Sales of top-end face masks and air purifiers soar as smog continues to cloak northern China

Tmall sales more than triple during November as tens of millions of residents, particularly in Beijing, ready themselves to battle against the toxic air

PUBLISHED : Friday, 13 January, 2017, 9:00pm
UPDATED : Friday, 13 January, 2017, 10:49pm

Chinese consumers are snapping up record numbers of imported face masks and air purifiers online as they struggle to combat the north of the country’s lingering and smothering smog.

Sales of air purifiers and face masks on Alibaba’s Tmall cross-border market place more than tripled during November last year as tens of millions of residents across the country – particularly in Beijing – readied themselves to battle against toxic air, a time now annually dubbed the “smog season.”

The 3M masks are way-more expensive, but they are worth the money because my health comes first
Gu Xin, a Hongkonger who relocated to Beijing in December

Last month, the Chinese capital was blanketed in a grey haze that saw schools shut and vehicle use limited as its first “red-alert” was issued – an air reading deemed “hazardous” by United States standards.

Concentrations of airborne pollutants in one northern Chinese city exceeded a World Health Organisation guideline by 100 times at one stage.

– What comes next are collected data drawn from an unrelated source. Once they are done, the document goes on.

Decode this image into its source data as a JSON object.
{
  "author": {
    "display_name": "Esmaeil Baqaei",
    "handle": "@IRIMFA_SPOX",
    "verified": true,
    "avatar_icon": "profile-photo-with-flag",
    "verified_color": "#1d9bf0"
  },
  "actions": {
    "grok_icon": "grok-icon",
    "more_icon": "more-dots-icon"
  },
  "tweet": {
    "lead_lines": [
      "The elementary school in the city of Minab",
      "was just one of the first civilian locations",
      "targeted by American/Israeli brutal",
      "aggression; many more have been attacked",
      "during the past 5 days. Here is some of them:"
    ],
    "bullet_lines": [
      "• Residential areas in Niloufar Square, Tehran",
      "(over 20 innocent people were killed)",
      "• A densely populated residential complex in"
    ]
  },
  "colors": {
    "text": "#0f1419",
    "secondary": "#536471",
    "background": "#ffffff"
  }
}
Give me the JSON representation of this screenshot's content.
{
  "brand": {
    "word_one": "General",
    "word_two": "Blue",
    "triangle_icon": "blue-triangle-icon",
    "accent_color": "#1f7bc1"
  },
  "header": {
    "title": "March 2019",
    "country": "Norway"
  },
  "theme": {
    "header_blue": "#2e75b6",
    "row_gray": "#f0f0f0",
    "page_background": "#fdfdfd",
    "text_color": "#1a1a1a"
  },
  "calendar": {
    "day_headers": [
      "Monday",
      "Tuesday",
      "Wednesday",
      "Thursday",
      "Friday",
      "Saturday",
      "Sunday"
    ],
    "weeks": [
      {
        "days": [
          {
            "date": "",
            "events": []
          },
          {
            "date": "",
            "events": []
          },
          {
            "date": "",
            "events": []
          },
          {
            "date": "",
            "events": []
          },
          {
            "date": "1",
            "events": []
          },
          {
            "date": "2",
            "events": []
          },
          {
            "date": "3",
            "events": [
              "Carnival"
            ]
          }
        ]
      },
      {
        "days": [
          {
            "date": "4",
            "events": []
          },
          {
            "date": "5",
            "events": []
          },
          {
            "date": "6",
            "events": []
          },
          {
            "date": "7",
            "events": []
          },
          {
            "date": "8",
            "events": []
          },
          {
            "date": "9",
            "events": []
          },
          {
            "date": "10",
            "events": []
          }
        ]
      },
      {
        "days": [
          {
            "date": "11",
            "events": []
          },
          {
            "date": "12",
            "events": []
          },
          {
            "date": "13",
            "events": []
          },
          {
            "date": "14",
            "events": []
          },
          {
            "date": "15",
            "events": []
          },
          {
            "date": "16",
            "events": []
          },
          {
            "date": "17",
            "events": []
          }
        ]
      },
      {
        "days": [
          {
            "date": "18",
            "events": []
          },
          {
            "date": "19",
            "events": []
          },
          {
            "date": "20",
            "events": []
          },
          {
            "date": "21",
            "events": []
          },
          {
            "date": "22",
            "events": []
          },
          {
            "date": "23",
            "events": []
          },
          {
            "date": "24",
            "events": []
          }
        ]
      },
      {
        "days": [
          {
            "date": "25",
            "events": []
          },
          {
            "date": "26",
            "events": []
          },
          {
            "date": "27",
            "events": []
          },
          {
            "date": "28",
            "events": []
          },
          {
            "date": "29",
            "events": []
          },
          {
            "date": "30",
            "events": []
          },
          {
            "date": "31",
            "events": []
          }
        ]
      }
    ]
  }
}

“Our data shows the majority of buyers come from Beijing, Shanghai and other mega cities, where air

pollution is bound to be more intense ,”the Tmall report said.

Alibaba owns the South China Morning Post.

It has become a common sight in Beijing during winter for residents to don masks while walking on the street. Many even insist on wearing them indoors.

At times when a red alert is in effect, more people prefer to stay indoors and breathe easier with the help of an air purifier, which they usually stock up on before the pollution descends.

With the air quality still deteriorating, Chinese households have been shelling out on more-sophisticated appliances from the US and Europe to filter out particulate air matter from their homes and offices, said Tmall.

Gu Xin, a producer who relocated to Beijing’s Chaoyang district from Hong Kong in December, recently ordered two packs of disposable masks made by 3M, a US manufacturer renowned for Ace bandages and Post-it Notes.

“I don’t have faith in the quality of Chinese branded cotton masks which don’t fit against my face and always suffocate me,” Gu said.

“The 3M masks are way-more expensive, but they are worth the money because my health comes first.”

The Minnesota-based company said it has sold over 8,500 packs of signature “KN95” respirators on Tmall in the past month, regardless of it being almost 10 times more expensive than a regular mask sold at local Chinese convenient stores.

The choking smog descending on northern China has also created a thriving air purifier market, encouraging European white goods makers such as Dyson to step up their sales and marketing efforts in the country.

Sales of Dyson air purifiers, fans and vacuum cleaners in China more than tripled in 2015, according to the British engineering giant. Underpinned by a lucrative China market, total revenue of environmental control products skyrocketed 35 per cent for 2015, the company said.

The global indoor air purification market is poised to almost double within ten years to US$21.82 billion by 2024, according to a report by Grand View Research Inc, with China singled out as a pre-eminent driver behind the growth.

Gu said when the smog drags visibility down to 300 metres, and forces him to stay at home, one option to kill time is to browse for anti-pollution gadgets online.

“Obviously a mask is not enough, you have to get an air purifier and other devices to clean up the air indoors.”